La Guyane ambitionne une production électrique 100% décarbonée d'ici 2027

La Guyane vise 100% d'énergies renouvelables dans son mix électrique en 2027 et l'autonomie énergétique d'ici 2030, grâce notamment à une méga-centrale électrique d'EDF au bio-carburant importé qui sera mise en service en 2026.

La prochaine Programmation pluriannuelle de l'énergie (PPE) du département amazonien de 300.000 habitants, que l'AFP a pu consulter, ambitionne une production électrique 100% décarbonée d'ici 2027 pour les communes du littoral reliées au réseau de distribution.

Un objectif réalisable alors que son mix électrique atteignait 73% d'énergies renouvelables (ENR) fin 2022, essentiellement du solaire et de l'hydraulique, selon un rapport parlementaire de 2023 dédié à l'aménagement du territoire guyanais.

La Guyane, zone non interconnectée (ZNI) au réseau électrique continental, vise également l'autonomie de sa production électrique en 2030, conformément à l'objectif inscrit dans la loi de "transition énergétique pour la croissance verte" de 2015.

"Nous nous réjouissons d'avoir une PPE 100% énergies renouvelables, c'est une performance à saluer dans les zones non interconnectées", déclare à l'AFP Arnaud Flament, représentant régional Guyane du Syndicat des énergies renouvelables (SER). Mais l'organisation déplore un manque d'ambition sur l'autre volet de cette PPE: l'autonomie énergétique.

"On pense que l'on aurait pu aller beaucoup plus loin en intégrant davantage de sources d'électricité renouvelables endogènes sur un territoire au potentiel important, et ainsi limiter l'utilisation des bioliquides importés à leur strict minimum", souligne Arnaud Flament.

Dans son viseur: le mode d'approvisionnement de la future centrale du Larivot qui fonctionnera à la biomasse liquide (colza), alors qu'il n'existe aujourd'hui aucune filière de production d'agrocarburants en Guyane.

Pour faire tourner sa centrale, EDF devra en importer 100.000 tonnes par an, aux coûts variables du marché.

- Sécuriser le réseau -

La PPE, dont la phase de concertation s'est achevée le 10 mai, constitue l'outil de pilotage de la politique énergétique du territoire ultramarin.

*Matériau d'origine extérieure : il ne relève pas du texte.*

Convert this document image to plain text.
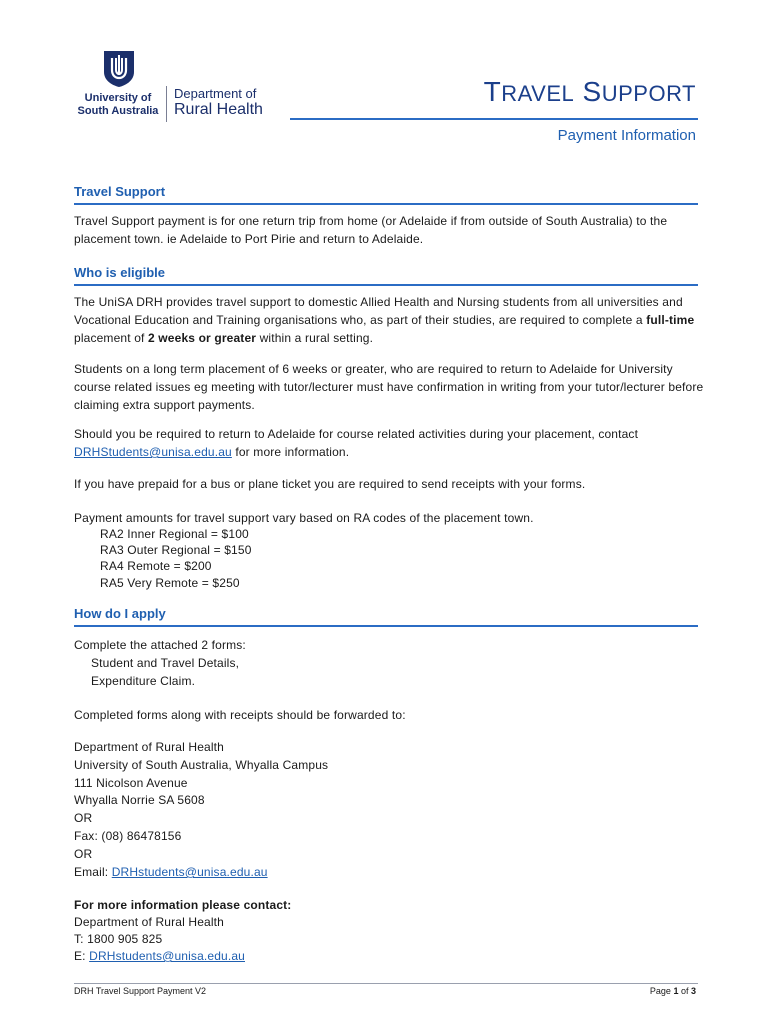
University of
South Australia
Department of
Rural Health
TRAVEL SUPPORT
Payment Information
Travel Support
Travel Support payment is for one return trip from home (or Adelaide if from outside of South Australia) to the placement town. ie Adelaide to Port Pirie and return to Adelaide.
Who is eligible
The UniSA DRH provides travel support to domestic Allied Health and Nursing students from all universities and Vocational Education and Training organisations who, as part of their studies, are required to complete a full-time placement of 2 weeks or greater within a rural setting.
Students on a long term placement of 6 weeks or greater, who are required to return to Adelaide for University course related issues eg meeting with tutor/lecturer must have confirmation in writing from your tutor/lecturer before claiming extra support payments.
Should you be required to return to Adelaide for course related activities during your placement, contact DRHStudents@unisa.edu.au for more information.
If you have prepaid for a bus or plane ticket you are required to send receipts with your forms.
Payment amounts for travel support vary based on RA codes of the placement town.
RA2 Inner Regional = $100
RA3 Outer Regional = $150
RA4 Remote = $200
RA5 Very Remote = $250
How do I apply
Complete the attached 2 forms:
Student and Travel Details,
Expenditure Claim.
Completed forms along with receipts should be forwarded to:
Department of Rural Health
University of South Australia, Whyalla Campus
111 Nicolson Avenue
Whyalla Norrie SA 5608
OR
Fax: (08) 86478156
OR
Email: DRHstudents@unisa.edu.au
For more information please contact:
Department of Rural Health
T: 1800 905 825
E: DRHstudents@unisa.edu.au
DRH Travel Support Payment V2	Page 1 of 3
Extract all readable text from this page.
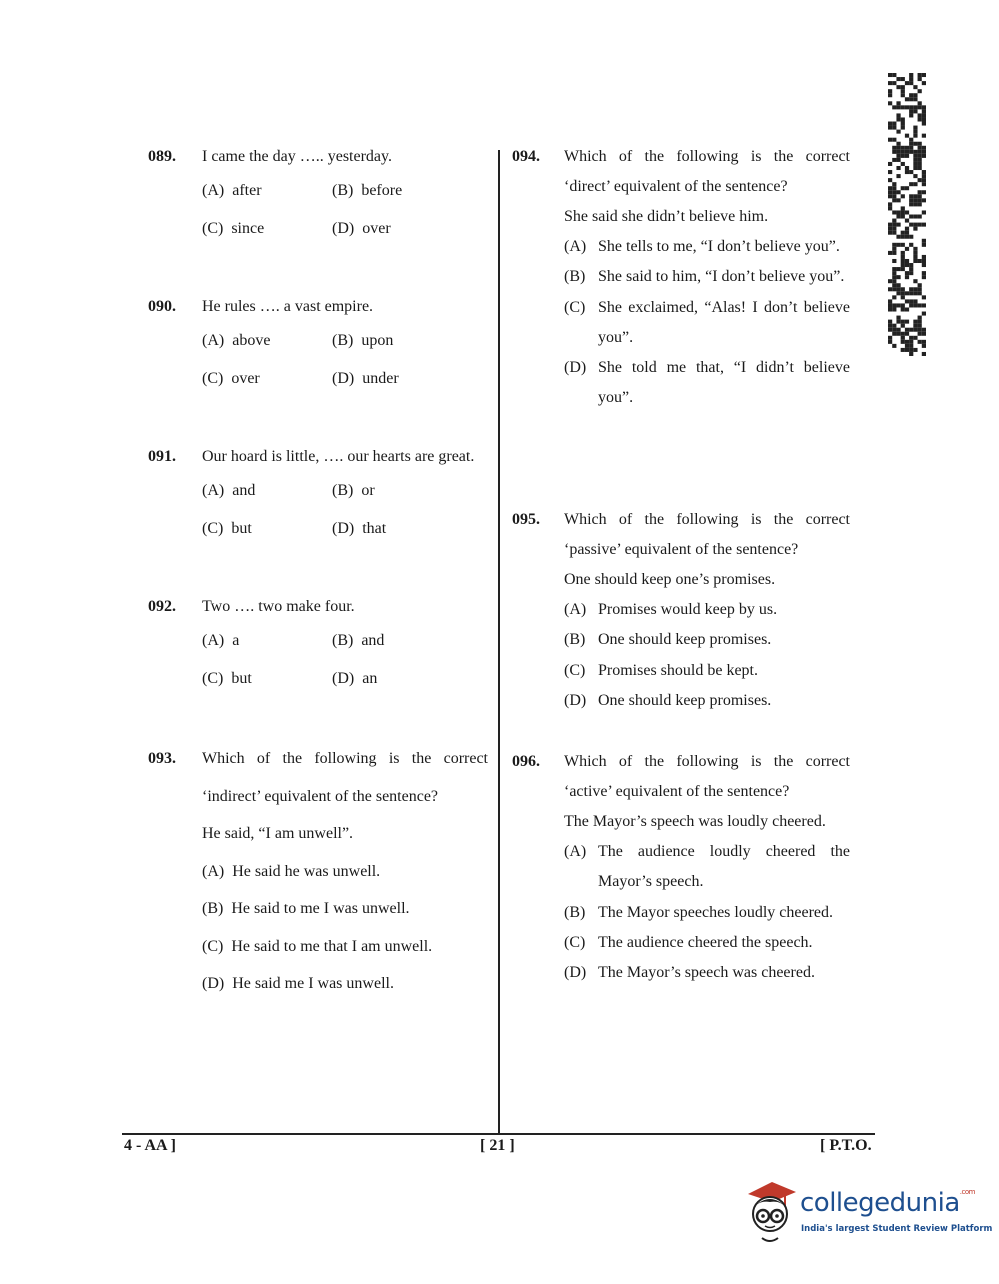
089. I came the day ….. yesterday.
(A) after	(B) before
(C) since	(D) over
090. He rules …. a vast empire.
(A) above	(B) upon
(C) over	(D) under
091. Our hoard is little, …. our hearts are great.
(A) and	(B) or
(C) but	(D) that
092. Two …. two make four.
(A) a	(B) and
(C) but	(D) an
093. Which of the following is the correct ‘indirect’ equivalent of the sentence?
He said, “I am unwell”.
(A) He said he was unwell.
(B) He said to me I was unwell.
(C) He said to me that I am unwell.
(D) He said me I was unwell.
094. Which of the following is the correct ‘direct’ equivalent of the sentence?
She said she didn’t believe him.
(A) She tells to me, “I don’t believe you”.
(B) She said to him, “I don’t believe you”.
(C) She exclaimed, “Alas! I don’t believe you”.
(D) She told me that, “I didn’t believe you”.
095. Which of the following is the correct ‘passive’ equivalent of the sentence?
One should keep one’s promises.
(A) Promises would keep by us.
(B) One should keep promises.
(C) Promises should be kept.
(D) One should keep promises.
096. Which of the following is the correct ‘active’ equivalent of the sentence?
The Mayor’s speech was loudly cheered.
(A) The audience loudly cheered the Mayor’s speech.
(B) The Mayor speeches loudly cheered.
(C) The audience cheered the speech.
(D) The Mayor’s speech was cheered.
4 - AA ]	[ 21 ]	[ P.T.O.
collegedunia$^{.com}$
India's largest Student Review Platform
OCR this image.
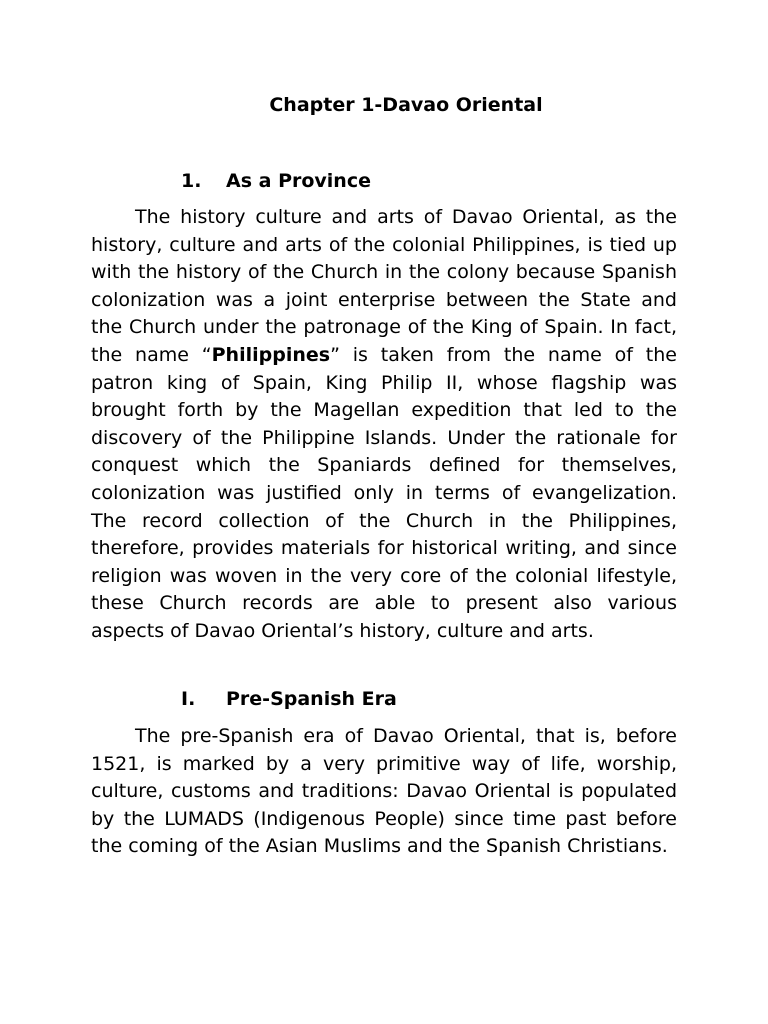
Chapter 1-Davao Oriental
1. As a Province

The history culture and arts of Davao Oriental, as the history, culture and arts of the colonial Philippines, is tied up with the history of the Church in the colony because Spanish colonization was a joint enterprise between the State and the Church under the patronage of the King of Spain. In fact, the name “Philippines” is taken from the name of the patron king of Spain, King Philip II, whose flagship was brought forth by the Magellan expedition that led to the discovery of the Philippine Islands. Under the rationale for conquest which the Spaniards defined for themselves, colonization was justified only in terms of evangelization. The record collection of the Church in the Philippines, therefore, provides materials for historical writing, and since religion was woven in the very core of the colonial lifestyle, these Church records are able to present also various aspects of Davao Oriental’s history, culture and arts.

I. Pre-Spanish Era

The pre-Spanish era of Davao Oriental, that is, before 1521, is marked by a very primitive way of life, worship, culture, customs and traditions: Davao Oriental is populated by the LUMADS (Indigenous People) since time past before the coming of the Asian Muslims and the Spanish Christians.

Il est co-élaboré par les services de l'Etat et les autorités locales pour une période de cinq ans, avec une vision sur 10 ans.

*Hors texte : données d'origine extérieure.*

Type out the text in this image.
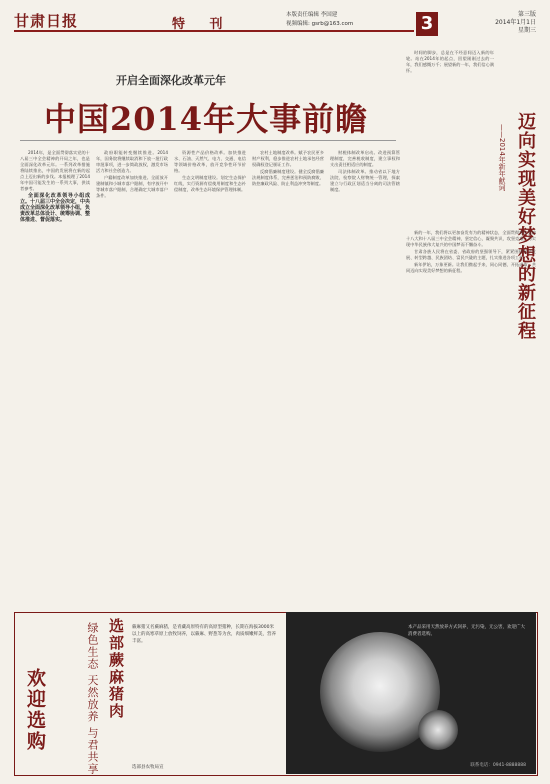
甘肃日报	特 刊
本版责任编辑 李国建
视频编辑: gsrb@163.com	3	第三版
2014年1月1日
星期三
开启全面深化改革元年
中国2014年大事前瞻	迈向实现美好梦想的新征程
——2014年新年献词

2014年，是全面贯彻落实党的十八届三中全会精神的开局之年，也是全面深化改革元年。一系列改革措施将陆续推出，中国的发展将在新的起点上迈出新的步伐。本报梳理了2014年中国可能发生的一系列大事，供读者参考。

全面深化改革领导小组成立。十八届三中全会决定，中央成立全面深化改革领导小组，负责改革总体设计、统筹协调、整体推进、督促落实。

政府职能转变继续推进。2014年，国务院将继续取消和下放一批行政审批事项，进一步简政放权，激发市场活力和社会创造力。

户籍制度改革加快推进。全面放开建制镇和小城市落户限制，有序放开中等城市落户限制，合理确定大城市落户条件。

资源性产品价格改革。加快推进水、石油、天然气、电力、交通、电信等领域价格改革，放开竞争性环节价格。

生态文明制度建设。划定生态保护红线，实行资源有偿使用制度和生态补偿制度，改革生态环境保护管理体制。

农村土地制度改革。赋予农民更多财产权利，稳步推进农村土地承包经营权确权登记颁证工作。

反腐倡廉制度建设。健全反腐倡廉法规制度体系，完善惩治和预防腐败、防控廉政风险、防止利益冲突等制度。

财税体制改革启动。改进预算管理制度，完善税收制度，建立事权和支出责任相适应的制度。

司法体制改革。推动省以下地方法院、检察院人财物统一管理，探索建立与行政区划适当分离的司法管辖制度。

时间的脚步，总是在不经意间迈入新的年轮。站在2014年的起点，回望刚刚过去的一年，我们感慨万千；展望新的一年，我们信心满怀。

新的一年，我们将以更加奋发有为的精神状态，全面贯彻落实党的十八大和十八届三中全会精神，坚定信心，凝聚共识，攻坚克难，为实现中华民族伟大复兴的中国梦而不懈奋斗。

甘肃各族人民将在省委、省政府的坚强领导下，紧紧围绕科学发展、转型跨越、民族团结、富民兴陇的主题，扎实推进各项工作。

新年伊始，万象更新。让我们携起手来，同心同德，开拓进取，共同迈向实现美好梦想的新征程。

欢迎选购	绿色生态 天然放养 与君共享 选部蕨麻猪肉	蕨麻猪又名蕨麻猪，是青藏高原特有的高原型猪种，长期在海拔3000米以上的高寒草原上放牧饲养，以蕨麻、野葱等为食，肉质细嫩鲜美，营养丰富。
选部县农牧局宣
本产品采用天然放养方式饲养，无污染，无公害，欢迎广大消费者选购。
联系电话：0941-8888888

Y sont inscrits les besoins en énergie et en moyens de production à horizon 2028 et 2033, corollaires du développement économique et infrastructurel de la Guyane, territoire qui a connu ces dernières années une des plus fortes croissances démographiques selon l'Insee.

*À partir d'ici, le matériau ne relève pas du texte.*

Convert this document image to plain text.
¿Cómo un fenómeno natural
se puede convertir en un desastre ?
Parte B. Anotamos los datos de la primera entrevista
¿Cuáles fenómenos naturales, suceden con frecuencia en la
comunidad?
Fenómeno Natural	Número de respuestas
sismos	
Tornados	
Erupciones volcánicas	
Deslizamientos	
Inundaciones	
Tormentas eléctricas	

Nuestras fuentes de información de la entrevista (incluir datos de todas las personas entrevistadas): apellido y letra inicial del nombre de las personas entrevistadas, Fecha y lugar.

La PPE prévoit d'augmenter d'ici 2033 la part du solaire (+61 mégawatt) qui fournit 7% de la consommation électrique en 2024. La puissance garantie de la biomasse solide sera augmentée de 10MW, la valorisation des déchets entre +6,9MW et +12,9MW. 20 mégawatt fournis par l'énergie éolienne sont également envisagés, à condition que l'armée, qui protège le centre spatial avec ses radars, lève son véto.

Mais elle table sur la centrale électrique EDF du Larivot et ses 120 MW pour sécuriser le réseau et tourner la page des coupures de courant. Ce projet de 700 millions d'euros - plus gros investissement actuellement en Guyane - est en cours de construction près de Cayenne après avoir été longtemps contesté en justice.

Le Larivot remplacera la vieille centrale thermique polluante de Dégrad-des-Cannes.

Consciente de cette dépendance aux importations, la Collectivité territoriale de la Guyane prévoit une utilisation "a minima" de la centrale, inscrite dans le projet de décret comme "un moyen de sécurisation du réseau et pas de production", rappelle à l'AFP Pierre Cazelles, chef du département transition énergétique de la Collectivité.

"L'essence de cette centrale est de faire en sorte qu'il n'y ait plus de black out, mais tant qu'il n'y aura pas assez d'électricité, elle produira aussi, le temps que des projets ENR sortent de terre". Ainsi, le Larivot composera entre 15% et 35% du mix énergétique à horizon 2033, à condition que l'ensemble des projets inscrits dans la PPE voient le jour.

Pour le SER, ces projections montrent que la centrale occupe une place encore trop importante au détriment de la valorisation de ressources renouvelables locales.

TotalEnergies a d'ailleurs retiré début mars le projet de ferme solaire "Maya" de 20MW, prévu près de Cayenne, compte tenu de "l'absence de besoin en moyens additionnels de production de puissance pilotable" transcrit dans la future PPE autour du chef-lieu de Guyane, en lien avec l'avènement de la centrale du Larivot.